Gelbart was not surprised the show wasn't picked up in May, though he will allow that he's disappointed. Ironically, the series wasn't even his idea: Two years ago, Touchstone Television, which is owned by Disney, wanted to turn Gelbart's 1997 Weapons of Mass Distraction, in which two media moguls bite each other's backs down to the spine, into a series. Gelbart was not looking to get back into TV, but, he says, "the dreamer is awakened" when such possibilities are laid on the table. For a moment, he put aside his fears--getting notes from executives who are only creative at bookkeeping, say, or winding up with creativity by committee, an oxymoron at best--and got to work. When Disney boss Michael Eisner passed, the pragmatist and pessimist was awakened.
"A very good source told me that Michael Eisner said it was just too good for his network, too smart for their audience," the writer says of his lost child. "I haven't dumbed the material down since then, and obviously his audience hasn't gotten smarter. I think the pilot was kind of a loss leader. I think it was kind of an expense of $4 million to say, 'See, we really are looking for some kind of quality programming.' And then they made their choice. Besides, it's not a pleasant thought at all, to be getting notes from..."
He pauses. "From 12-year-olds?" I offer.
"Twelve would be great," he says, coughing up what's either a laugh or a snarl. "I knew all the dangers, but I didn't say, 'But I'm safe,' because I did a half-hour pilot for ABC about two years ago, and that went down the tubes even before we shot the pilot. It's sort of like a Hollywood tour around me, you know? I come in and people are very respectful and generous with their comments about things I've done and shows they grew up with. I don't think they're thinking straight either when they say, 'Let's do a series together.' Because for whatever reasons, and it can't help but sound immodest, I think even at my advanced age--advanced for them--I'm more adventurous. I just don't have anything to lose."
But network television has everything to lose: Its audience shrinks with each new season, as those seeking quality shows are exiled to cable. It's testament to the paucity of new good shows that the old ones still sell to syndication for small fortunes--among them M*A*S*H, which only two weeks ago was picked up for syndication by the Hallmark Channel, which paid an astonishing $62.5 million to air the series on cable for several years. This, despite the fact Fox Home Video has released the first two seasons of M*A*S*H on DVD, complete with scenes long ago trimmed to make room for extra commercials.
As it turns out, the best choices on TV most nights are shows long since vanished and banished from prime time--most of them made by writers and producers expelled along with them. The visionaries have been exiled to cable, while the shortsighted have been allowed to populate the networks with exhibitions of human cruelty and stupidity. Fear factor, it turns out, is what sets in when you turn on the TV.

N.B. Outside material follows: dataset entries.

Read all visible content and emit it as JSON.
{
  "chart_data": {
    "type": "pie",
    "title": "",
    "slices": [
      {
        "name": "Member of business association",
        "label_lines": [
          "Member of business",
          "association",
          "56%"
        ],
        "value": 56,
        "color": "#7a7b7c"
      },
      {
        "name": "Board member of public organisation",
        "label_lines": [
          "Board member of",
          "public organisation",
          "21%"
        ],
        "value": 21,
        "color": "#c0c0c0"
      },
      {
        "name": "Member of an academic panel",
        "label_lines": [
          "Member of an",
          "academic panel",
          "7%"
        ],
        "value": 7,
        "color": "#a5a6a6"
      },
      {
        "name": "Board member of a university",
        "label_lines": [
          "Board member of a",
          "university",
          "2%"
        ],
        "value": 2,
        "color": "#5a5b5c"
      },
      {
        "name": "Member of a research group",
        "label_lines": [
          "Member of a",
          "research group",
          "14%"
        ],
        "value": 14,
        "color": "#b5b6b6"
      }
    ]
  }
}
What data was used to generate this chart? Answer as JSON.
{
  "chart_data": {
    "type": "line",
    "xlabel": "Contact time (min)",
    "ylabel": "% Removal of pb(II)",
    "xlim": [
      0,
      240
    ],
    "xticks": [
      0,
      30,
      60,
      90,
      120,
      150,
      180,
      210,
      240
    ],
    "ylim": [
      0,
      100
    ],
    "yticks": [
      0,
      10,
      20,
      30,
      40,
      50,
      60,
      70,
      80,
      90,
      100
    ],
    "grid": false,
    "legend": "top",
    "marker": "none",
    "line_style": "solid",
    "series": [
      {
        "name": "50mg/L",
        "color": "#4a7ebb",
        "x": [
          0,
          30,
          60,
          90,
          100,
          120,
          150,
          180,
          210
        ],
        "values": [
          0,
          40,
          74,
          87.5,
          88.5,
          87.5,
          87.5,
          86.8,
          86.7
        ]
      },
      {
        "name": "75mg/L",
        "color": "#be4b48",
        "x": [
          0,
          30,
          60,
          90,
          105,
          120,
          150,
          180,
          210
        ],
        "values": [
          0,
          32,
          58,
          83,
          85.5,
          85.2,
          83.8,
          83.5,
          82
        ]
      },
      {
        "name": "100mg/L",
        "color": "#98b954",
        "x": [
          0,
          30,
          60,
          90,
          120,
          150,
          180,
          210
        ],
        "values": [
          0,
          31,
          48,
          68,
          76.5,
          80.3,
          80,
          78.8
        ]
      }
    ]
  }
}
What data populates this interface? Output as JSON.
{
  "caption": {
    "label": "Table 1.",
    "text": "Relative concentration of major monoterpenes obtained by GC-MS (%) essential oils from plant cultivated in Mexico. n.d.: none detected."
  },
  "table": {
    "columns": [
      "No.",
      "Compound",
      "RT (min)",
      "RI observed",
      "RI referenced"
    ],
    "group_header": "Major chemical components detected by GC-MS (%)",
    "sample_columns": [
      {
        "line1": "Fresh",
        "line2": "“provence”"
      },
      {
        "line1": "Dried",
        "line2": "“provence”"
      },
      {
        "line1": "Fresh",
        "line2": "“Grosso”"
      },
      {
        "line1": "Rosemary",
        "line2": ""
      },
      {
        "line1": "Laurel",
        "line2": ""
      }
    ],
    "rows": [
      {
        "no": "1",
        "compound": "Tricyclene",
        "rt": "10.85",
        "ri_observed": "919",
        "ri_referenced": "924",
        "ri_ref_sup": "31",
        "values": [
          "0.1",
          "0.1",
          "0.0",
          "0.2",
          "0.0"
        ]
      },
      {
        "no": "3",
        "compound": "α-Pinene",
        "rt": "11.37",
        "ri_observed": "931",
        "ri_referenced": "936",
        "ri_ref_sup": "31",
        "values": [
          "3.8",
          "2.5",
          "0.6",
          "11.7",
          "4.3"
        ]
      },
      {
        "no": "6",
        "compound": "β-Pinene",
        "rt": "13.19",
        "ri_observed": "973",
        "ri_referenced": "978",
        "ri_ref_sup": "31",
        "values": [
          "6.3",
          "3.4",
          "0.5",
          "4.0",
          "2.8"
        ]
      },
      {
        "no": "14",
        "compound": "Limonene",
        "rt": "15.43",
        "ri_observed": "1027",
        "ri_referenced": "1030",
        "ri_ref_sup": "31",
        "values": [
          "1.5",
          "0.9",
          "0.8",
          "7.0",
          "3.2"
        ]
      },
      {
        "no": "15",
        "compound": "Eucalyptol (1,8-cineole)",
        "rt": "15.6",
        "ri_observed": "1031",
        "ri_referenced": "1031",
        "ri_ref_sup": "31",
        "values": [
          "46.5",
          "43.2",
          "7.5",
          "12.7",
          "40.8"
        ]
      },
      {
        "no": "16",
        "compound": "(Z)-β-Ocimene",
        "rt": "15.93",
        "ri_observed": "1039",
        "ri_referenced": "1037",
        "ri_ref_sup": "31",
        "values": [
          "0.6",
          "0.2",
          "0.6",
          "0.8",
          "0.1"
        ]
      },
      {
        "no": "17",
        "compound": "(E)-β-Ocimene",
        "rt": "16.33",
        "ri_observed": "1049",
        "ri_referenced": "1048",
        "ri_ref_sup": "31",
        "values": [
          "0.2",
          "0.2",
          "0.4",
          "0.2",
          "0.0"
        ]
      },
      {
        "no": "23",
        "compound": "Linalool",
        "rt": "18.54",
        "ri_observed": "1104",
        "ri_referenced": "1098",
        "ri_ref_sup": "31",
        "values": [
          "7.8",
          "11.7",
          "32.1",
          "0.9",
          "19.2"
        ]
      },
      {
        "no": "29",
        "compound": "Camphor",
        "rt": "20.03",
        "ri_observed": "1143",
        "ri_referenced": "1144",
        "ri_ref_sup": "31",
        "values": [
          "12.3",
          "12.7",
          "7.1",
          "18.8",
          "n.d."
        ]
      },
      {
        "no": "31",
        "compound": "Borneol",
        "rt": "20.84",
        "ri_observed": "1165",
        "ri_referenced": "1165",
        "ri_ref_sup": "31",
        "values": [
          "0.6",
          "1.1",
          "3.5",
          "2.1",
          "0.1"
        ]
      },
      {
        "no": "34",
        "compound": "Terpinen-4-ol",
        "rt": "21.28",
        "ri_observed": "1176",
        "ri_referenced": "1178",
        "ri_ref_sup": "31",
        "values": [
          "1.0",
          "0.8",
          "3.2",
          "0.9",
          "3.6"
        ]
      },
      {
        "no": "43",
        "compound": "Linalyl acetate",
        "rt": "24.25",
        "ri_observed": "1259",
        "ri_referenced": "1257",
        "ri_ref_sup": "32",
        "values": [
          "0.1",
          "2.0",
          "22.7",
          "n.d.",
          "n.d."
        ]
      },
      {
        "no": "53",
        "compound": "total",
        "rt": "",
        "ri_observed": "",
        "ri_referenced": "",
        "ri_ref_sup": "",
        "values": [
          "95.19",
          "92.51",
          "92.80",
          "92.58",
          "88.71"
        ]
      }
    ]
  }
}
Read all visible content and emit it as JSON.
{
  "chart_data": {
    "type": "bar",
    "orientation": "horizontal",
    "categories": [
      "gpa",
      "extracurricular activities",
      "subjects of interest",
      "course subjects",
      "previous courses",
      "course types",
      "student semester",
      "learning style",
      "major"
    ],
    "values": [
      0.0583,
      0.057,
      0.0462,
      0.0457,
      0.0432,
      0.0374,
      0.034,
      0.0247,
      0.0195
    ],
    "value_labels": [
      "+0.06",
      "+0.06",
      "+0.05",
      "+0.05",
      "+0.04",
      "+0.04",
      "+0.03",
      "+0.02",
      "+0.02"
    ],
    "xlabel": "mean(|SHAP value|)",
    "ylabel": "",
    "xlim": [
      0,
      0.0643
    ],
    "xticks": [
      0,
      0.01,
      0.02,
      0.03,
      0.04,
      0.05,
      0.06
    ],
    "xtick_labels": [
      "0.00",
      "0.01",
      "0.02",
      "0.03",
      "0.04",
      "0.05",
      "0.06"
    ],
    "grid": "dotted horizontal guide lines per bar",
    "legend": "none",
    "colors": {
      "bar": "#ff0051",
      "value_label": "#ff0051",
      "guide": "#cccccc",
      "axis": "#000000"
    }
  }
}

"I was blessed in terms of M*A*S*H," Gelbart says. "The show was allowed to find itself on the air, and it proved to be such a success that people really kept their hands off creatively. Not that some didn't think they were experts on the show. There was a CBS executive during the second season who sat down and said, 'Let me tell you how you blew the series.' But...it's very hard to be 20 minutes ahead of your time. It's a chorus now. When executives with no experience in the creative world, or no creativity beyond their MBAs, when they become your collaborators, you can get a successful product, because you can put some very appealing players in it, you can put it in the right time and so forth. But you won't get a show that's somebody's vision."
Talk long enough with Gelbart, and it becomes clear he's now fueled as much by outrage as the desire to make you laugh; his is now a brand of comedy tempered by indignation. Maybe it always was: Before M*A*S*H grew soft during its final seasons, before Alan Alda wrapped it in gauzy sentiment, the show was far more scabrous than even the novel or film that spawned it. Gelbart fought against the use of the laugh track (the DVDs eliminate it); his work on the show (he lasted the first four seasons) was as much about the pain as the punch line.